Le milliardaire Kerimov ambitionne de dominer le marché mondial des engrais minéraux
Kerimov vient d’acquérir Uralkali, l’un des plus gros producteurs russes (Berezniki, région de Perm).

Uralkali est spécialisé dans la production de chlorure de potassium.
La part d’Uralkali sur le marché mondial du chlorure de potassium est de 10 %.
Plus de 90 % de la production de la compagnie vont à l’exportation, principalement la Chine, le Brésil, l’Asie Du sud-est et l’Inde. Les Global Depository Receipts (GDR) Uralkali se négocient au London Stock Exchange.

Mi-juin, l’actionnaire principal, Dmitri Rybolovlev, a cédé sa participation de contrôle
en vendant 53,2% des actions d’Uralkali dont 25% pour Kaliha Finance Limited (Suleyman Kerimov), 15% pour Aerellia Investments Limited (Alexandre Nesis – fondateur du groupe ICT) et
13,2% pour Becounioco Holdings Limited (Filaret Galchev – Groupe Eurociment).

VTB, la deuxième banque de Russie, a financé une grande partie de l’opération,
a déclaré le président de VTB Andreï Kostine,
en marge du Forum économique international de St-Pétersbourg -17/06/2010.

Pavel Grachev, de Nafta Moskva, a été désigné au poste de président d’Uralkali.
La démission de Denis Morozov, l’actuel président d’Uralkali , a été avalidée par le conseil des directeurs (séance du 4 août).

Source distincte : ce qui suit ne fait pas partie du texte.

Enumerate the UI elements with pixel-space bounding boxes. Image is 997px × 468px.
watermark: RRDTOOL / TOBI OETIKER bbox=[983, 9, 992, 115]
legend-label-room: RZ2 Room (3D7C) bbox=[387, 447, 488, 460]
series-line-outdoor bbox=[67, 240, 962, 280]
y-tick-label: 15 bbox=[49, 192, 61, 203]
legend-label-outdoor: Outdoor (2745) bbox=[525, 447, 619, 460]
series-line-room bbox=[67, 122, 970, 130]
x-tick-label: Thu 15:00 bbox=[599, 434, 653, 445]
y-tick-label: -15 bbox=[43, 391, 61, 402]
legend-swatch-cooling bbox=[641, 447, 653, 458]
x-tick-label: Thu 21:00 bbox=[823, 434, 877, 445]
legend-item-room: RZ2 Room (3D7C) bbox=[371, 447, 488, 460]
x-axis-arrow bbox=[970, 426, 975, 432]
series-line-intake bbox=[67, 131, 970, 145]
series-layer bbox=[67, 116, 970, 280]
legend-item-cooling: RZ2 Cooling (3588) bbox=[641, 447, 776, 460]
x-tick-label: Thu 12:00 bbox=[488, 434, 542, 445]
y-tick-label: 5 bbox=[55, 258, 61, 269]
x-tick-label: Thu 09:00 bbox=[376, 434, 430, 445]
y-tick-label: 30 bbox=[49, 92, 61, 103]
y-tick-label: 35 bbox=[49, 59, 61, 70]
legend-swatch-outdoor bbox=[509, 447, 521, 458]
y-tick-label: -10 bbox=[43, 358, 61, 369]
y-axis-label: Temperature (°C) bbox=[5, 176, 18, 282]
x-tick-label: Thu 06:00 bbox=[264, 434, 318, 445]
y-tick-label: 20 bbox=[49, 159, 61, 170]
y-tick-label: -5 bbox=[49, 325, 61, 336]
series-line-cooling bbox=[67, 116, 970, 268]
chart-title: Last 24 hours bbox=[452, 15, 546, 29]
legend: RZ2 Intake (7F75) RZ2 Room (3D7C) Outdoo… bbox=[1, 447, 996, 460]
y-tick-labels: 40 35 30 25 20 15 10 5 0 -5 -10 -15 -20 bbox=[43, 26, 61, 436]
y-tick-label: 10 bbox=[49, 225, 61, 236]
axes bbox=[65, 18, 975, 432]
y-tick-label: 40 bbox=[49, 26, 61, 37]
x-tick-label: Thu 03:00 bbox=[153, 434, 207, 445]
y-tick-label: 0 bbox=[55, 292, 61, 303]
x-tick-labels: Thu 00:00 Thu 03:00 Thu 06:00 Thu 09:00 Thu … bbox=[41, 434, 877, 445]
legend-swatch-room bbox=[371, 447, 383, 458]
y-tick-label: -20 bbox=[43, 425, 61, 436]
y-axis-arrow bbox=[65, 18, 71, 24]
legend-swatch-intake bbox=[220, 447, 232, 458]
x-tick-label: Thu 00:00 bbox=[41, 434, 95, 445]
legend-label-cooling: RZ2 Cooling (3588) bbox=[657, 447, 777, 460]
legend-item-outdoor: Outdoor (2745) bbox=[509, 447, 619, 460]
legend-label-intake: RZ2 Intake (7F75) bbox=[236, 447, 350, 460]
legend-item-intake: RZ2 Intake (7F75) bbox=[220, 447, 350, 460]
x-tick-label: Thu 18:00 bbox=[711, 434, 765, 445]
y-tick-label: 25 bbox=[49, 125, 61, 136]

Les nouveaux actionnaires entendent contrôler le déroulement des opérations d’extension. Ainsi, Kerimov négocierait une participation de 51% au capital de Silvinit.

Les analystes voient d’un bon œil un éventuel rapprochement entre Uralkali et Silvinit
La seule restructuration du capital d’Uralkali n’aura probablement aucun effet sur les activités de la compagnie, tandis qu’une éventuelle fusion avec le deuxième producteur de chlorure de potassium de Russie – Silvinit (dont une partie des actions est détenue par les nouveaux propriétaires d’Uralkali) présenterait d’intéressantes perspectives de croissance (Enquête RIA Novosti 15-06-2010).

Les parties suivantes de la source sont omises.